Les membres de ma communauté ont peur. Certains ont peur de boire leur eau et nous ne savons même pas combien de temps durera notre approvisionnement en eau potable à Fort Chip. Les gens sont stressés. Ils s'inquiètent pour leur santé. Vous avez probablement entendu parler des cas de cancer rare à Fort Chip. C'est ce qui préoccupe les gens lorsqu'une telle chose se produit.
Notre mode de vie est touché. Nous vivons de ces terres et de ces eaux depuis des générations. À Fort Chip, nous consommons encore beaucoup d'aliments traditionnels. Nous devons pouvoir compter sur nos terres et nos eaux pour pêcher et chasser. Nous avons besoin de cette certitude.
La situation a changé à cet égard et il est important que vous compreniez tous que nous sommes très touchés par ce problème. Nous avons des intérêts à la fois immédiats et à long terme. Le problème alarmant du suintement des bassins de décantation préoccupe sérieusement les Mikisew, car les gouvernements ne déploient pas d'efforts pour protéger leurs droits et leur environnement.
Membres du Comité, nous voulons nous assurer que l'intégrité et la santé de notre environnement et de notre peuple sont protégées, ce qui signifie qu'il faut protéger les eaux poissonneuses des sables bitumineux et nos réseaux hydrographiques. Cela signifie qu'il faut protéger nos sources d'eau potable et mieux réglementer les menaces majeures que représentent les immenses zones de résidus. Cela signifie que l'on doit bien communiquer l'information de façon transparente.

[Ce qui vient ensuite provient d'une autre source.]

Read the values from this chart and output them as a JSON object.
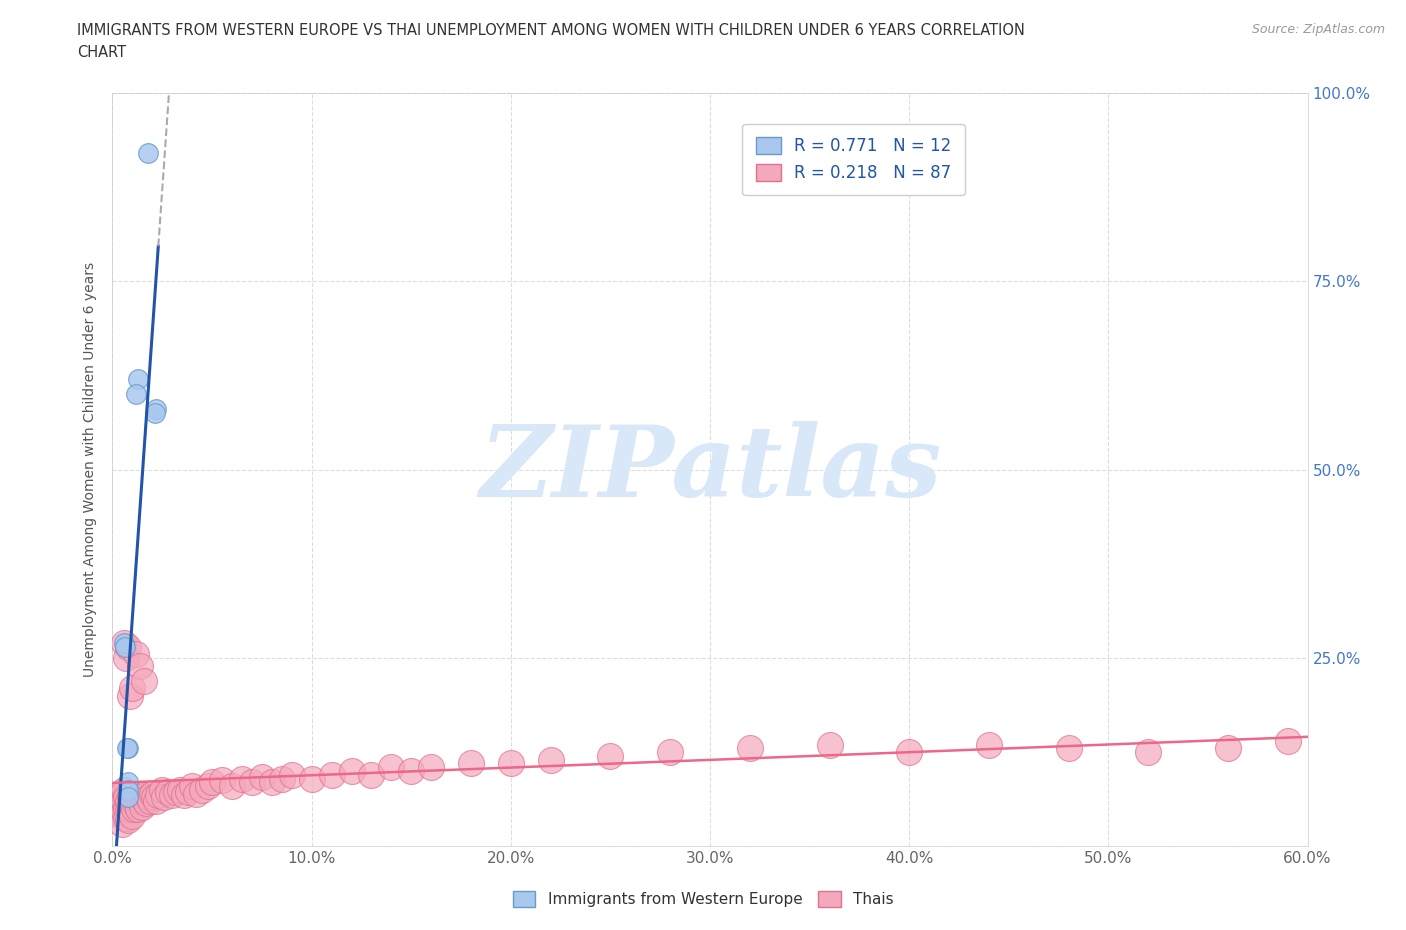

Je suis sûr que bon nombre d'entre vous veulent savoir ce que les Mikisew demandent. Nous demandons simplement qu'on nous procure la certitude que ces bassins de décantation qui fuient seront entièrement nettoyés; qu'aucun contaminant susceptible de poser un risque pour notre santé et nos moyens de subsistance n'atteindra nos aliments traditionnels et notre eau potable; et que nos eaux seront potables et pourront être utilisées sans danger. Nous avons besoin de certitude quant à la santé des membres de notre peuple, à l'aspect et au fonctionnement de nos terres à l'avenir, à notre capacité de préserver notre mode de vie sur les terres et à la protection de nos droits, comme on nous l'a promis en 1899.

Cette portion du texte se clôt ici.